On n’avait pas beaucoup d’argent. La grande gardait les enfants de la maîtresse d’école pendant qu’elle corrigeait les devoirs. Nous avons loué une machine à écrire et elle appris la sténo dactylo chez Mme Cazeneuve à Provins. Elle a fait trois ans. En plus, elle faisait les marchés le samedi et le dimanche pour se faire un peu de sous.

Bernadette est partie à 14 ans comme bonne chez Mme de Fontenay. Ils l’ont gardée et elle est même allée en vacances avec eux. Quand elle a eu 16 ans, Mme Fontenay a proposé de lui faire prendre des cours par correspondance et l’a ensuite faite rentrer à la Sécurité Sociale. Elle y a fini chef, il y a deux ans. Elle n’a atteint ce degré que par concours.

La troisième a travaillé un peu à l’usine de corset de Donnemarie. Comme elle aimait la couture, je l’ai mise en apprentissage à Montereau. Après l’école, elle est rentrée chez Cardin comme petite main. Cardin lui a dit qu’elle était faite pour être mannequin. Elle y est restée sept ans. Il n’y a que le japon et la Russie qu’elle n’ait pas visitée. Elle a même rencontré la reine d’Angleterre en même temps que Mireille Mathieu.
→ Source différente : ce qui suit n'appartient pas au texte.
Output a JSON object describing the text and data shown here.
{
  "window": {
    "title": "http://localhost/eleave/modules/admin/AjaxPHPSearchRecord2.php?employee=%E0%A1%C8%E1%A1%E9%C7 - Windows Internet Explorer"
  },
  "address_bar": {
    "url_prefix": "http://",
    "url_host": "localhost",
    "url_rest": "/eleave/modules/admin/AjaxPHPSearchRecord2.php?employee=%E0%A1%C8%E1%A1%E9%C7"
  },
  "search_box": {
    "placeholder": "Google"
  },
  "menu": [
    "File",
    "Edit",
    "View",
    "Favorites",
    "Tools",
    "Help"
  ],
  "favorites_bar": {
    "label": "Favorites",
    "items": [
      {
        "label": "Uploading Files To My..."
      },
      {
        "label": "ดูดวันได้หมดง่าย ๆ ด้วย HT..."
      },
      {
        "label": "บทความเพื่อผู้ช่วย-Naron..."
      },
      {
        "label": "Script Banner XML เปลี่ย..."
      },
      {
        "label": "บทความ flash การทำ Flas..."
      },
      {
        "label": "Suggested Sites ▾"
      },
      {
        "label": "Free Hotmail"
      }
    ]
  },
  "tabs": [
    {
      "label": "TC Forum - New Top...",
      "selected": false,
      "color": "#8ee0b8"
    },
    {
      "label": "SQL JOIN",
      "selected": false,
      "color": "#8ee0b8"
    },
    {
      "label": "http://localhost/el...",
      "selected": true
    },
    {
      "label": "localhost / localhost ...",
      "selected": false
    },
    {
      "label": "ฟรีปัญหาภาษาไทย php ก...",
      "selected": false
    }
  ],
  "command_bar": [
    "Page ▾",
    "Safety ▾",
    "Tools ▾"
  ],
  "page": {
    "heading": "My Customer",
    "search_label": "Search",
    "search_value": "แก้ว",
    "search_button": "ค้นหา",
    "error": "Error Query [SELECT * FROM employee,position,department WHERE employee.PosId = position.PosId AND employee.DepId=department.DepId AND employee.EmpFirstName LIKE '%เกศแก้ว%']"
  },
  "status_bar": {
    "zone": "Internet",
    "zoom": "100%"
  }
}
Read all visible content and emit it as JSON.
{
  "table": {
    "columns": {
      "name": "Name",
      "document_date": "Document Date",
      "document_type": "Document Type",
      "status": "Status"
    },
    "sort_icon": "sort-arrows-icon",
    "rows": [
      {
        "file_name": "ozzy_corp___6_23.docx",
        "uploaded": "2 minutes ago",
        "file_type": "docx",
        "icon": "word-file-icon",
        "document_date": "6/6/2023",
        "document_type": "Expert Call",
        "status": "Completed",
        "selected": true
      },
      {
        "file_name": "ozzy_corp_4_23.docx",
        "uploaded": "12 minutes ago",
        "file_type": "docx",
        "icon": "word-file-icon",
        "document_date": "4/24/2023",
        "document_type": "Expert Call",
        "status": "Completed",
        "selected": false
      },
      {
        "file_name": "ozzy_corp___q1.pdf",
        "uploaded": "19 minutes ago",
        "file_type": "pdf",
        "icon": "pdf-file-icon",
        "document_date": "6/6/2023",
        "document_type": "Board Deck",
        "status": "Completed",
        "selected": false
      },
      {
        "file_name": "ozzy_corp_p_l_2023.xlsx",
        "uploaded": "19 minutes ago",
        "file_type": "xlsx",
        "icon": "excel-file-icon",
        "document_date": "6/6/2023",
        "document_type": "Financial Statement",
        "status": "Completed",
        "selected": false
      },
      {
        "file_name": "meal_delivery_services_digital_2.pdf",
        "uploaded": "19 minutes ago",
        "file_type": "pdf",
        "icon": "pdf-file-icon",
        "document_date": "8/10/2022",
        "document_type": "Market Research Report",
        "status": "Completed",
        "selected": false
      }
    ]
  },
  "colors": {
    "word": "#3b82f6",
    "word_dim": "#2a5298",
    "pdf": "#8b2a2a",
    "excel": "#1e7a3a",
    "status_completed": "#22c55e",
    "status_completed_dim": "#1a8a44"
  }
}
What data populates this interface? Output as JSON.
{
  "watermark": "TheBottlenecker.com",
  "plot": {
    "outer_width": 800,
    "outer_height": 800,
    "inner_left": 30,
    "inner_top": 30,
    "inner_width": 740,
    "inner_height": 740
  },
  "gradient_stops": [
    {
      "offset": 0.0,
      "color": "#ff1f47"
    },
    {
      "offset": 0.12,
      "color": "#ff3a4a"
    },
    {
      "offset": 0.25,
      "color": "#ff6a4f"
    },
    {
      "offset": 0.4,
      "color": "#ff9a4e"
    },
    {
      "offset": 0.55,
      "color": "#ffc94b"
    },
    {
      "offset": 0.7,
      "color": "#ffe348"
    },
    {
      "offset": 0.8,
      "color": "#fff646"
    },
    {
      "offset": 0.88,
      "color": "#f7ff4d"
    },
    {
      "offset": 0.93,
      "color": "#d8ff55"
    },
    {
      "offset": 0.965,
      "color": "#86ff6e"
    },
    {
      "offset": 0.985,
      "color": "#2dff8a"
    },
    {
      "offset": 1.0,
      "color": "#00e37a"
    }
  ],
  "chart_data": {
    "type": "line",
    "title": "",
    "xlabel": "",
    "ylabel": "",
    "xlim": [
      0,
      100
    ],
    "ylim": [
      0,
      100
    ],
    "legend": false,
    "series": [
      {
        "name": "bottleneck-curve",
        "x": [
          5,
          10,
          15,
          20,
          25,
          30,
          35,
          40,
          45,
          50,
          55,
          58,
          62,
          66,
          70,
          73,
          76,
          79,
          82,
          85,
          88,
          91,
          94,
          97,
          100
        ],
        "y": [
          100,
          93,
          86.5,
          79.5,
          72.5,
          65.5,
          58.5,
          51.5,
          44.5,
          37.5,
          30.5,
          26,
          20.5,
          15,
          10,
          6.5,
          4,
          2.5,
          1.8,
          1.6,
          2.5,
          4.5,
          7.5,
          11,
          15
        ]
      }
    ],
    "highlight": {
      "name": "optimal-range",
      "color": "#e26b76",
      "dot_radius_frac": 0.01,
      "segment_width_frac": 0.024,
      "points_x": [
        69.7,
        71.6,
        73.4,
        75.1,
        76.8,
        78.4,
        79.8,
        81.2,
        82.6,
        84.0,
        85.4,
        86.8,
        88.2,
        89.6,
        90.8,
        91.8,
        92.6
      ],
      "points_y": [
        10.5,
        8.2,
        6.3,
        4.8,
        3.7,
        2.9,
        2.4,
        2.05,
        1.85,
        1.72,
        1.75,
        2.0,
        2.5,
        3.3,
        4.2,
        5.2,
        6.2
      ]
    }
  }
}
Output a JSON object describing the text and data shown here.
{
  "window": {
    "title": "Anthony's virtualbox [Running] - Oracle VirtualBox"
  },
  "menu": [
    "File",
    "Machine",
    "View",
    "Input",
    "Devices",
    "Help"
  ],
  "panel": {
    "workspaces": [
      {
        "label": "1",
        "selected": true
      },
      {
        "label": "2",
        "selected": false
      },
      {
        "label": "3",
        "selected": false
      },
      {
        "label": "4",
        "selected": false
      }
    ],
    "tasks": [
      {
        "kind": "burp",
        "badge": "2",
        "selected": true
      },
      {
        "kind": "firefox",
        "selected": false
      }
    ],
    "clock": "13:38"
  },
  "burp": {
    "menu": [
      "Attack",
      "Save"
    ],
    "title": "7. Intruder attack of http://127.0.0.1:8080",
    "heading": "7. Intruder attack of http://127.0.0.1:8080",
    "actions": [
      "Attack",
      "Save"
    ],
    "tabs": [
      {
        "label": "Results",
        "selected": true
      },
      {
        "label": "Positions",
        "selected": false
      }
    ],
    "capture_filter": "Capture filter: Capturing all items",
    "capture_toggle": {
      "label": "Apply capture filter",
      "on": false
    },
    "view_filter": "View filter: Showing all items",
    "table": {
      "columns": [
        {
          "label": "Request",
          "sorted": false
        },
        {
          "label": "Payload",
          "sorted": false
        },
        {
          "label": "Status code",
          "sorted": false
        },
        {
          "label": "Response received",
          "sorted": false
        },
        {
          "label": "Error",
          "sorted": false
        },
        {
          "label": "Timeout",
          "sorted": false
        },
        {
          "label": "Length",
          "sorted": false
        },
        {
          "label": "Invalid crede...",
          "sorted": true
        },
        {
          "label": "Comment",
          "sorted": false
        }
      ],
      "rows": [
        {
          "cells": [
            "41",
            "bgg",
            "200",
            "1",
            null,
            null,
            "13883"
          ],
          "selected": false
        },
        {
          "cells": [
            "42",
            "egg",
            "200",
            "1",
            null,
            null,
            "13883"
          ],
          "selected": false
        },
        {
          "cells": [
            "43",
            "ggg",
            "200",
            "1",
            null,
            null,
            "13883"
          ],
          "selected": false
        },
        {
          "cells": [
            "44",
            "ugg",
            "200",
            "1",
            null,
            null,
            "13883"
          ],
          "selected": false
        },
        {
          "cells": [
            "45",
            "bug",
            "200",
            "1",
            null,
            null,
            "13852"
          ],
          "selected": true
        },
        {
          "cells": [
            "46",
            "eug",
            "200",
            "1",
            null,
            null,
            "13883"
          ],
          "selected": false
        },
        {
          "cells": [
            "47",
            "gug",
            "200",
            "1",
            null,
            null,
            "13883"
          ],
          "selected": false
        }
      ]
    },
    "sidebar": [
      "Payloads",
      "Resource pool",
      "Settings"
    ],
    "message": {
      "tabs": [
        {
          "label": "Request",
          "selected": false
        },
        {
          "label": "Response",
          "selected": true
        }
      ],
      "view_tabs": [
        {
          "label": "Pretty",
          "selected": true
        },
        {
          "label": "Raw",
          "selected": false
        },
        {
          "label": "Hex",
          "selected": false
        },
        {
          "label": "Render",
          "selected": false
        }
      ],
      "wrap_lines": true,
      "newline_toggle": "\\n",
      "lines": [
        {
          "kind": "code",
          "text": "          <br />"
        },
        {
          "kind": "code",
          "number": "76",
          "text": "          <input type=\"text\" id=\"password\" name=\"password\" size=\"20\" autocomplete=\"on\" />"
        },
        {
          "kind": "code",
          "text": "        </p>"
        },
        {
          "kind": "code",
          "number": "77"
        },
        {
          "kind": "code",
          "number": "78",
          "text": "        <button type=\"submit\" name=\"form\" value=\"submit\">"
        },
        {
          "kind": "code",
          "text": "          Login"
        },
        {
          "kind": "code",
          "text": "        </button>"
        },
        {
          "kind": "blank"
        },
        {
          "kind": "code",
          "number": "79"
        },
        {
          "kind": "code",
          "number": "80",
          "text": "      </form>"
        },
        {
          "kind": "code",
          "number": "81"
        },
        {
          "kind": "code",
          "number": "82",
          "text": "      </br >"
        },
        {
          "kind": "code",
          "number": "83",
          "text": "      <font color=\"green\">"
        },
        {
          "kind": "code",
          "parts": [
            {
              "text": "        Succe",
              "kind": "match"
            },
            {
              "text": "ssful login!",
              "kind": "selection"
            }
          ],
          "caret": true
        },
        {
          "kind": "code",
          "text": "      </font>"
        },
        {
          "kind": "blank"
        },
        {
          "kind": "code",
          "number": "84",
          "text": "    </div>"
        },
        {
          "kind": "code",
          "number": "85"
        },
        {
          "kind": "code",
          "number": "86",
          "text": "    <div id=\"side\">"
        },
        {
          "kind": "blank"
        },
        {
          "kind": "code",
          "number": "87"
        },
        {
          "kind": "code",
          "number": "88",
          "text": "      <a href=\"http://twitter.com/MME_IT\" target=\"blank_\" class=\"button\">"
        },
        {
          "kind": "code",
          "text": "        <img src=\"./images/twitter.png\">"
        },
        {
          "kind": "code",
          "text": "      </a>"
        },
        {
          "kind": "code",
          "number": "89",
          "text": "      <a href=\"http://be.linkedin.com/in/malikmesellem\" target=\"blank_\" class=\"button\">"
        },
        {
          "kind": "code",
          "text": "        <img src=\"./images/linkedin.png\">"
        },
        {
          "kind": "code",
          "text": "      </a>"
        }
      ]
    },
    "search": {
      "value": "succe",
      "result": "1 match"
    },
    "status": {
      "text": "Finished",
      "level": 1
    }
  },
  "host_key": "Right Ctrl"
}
La quatrième a travaillé un peu à l’usine à Donnemarie. Et après, sa sœur l’a faite rentrer dans une grosse robinetterie sur Paris, chez Zrouves et Covin.

Nous avons été bien récompensés.

Messages

  • Bonjour à tout le monde ...je suis très très émue de découvrir votre site : je suis la fille de Rollande Gendarme - elle même fille de Germaine Thérèse Fremont et Maximilien Gendarme hélas tué en 1915. l’ironie du sort veut que je vive en Allemagne depuis 30 ans - je n’ai pas connu ma famille -´et il y a six mois j’ai entrepris des recherches . je me suis rendue en Septembre dans tous les villages cités mais je n’ai retróuvé que la tombe d’un ancêtre à Sigy : Isidore Fremontx Leroy. le destin de mon grand père et de son ami Emile Legrand - m’ont bouleversés et je voulais leur rendre hommage en déposant des fleurs auprès du monument aux morts. : Amitiés à tous ceux qui se sentent concernés et merci pour ces témoignages. il ne faut pas oublier...
    Béatrice Bettoumi

  • Je suis la petite-fille aînée de M. Lucien Laurent qui est resté maire pendant 20 ans et décoré de la légion d’honneur,et votre récit m’a beaucoup émue. Née en 1937, j’ai connu les cultures du blé, les chevaux et toute cette vie rurale qui m’a énormément appris. Je connaissais bien les
    fermiers Bélaguer et Jacquelin (là où nous allions chercher du lait tout frais venant d’être trait), sans oublier le maréchal-ferrand aux belles moustaches blondes, le fermier Victor (et son cheval) qui était notre voisin d’en face et bien d’autres encore dont j’ai oublié le nom. La maison existe toujours, près du petit café d’en haut, mais notre père l’a malheureusement vendue.
    Thénisy représente pour moi mes meilleurs souvenirs d’enfance.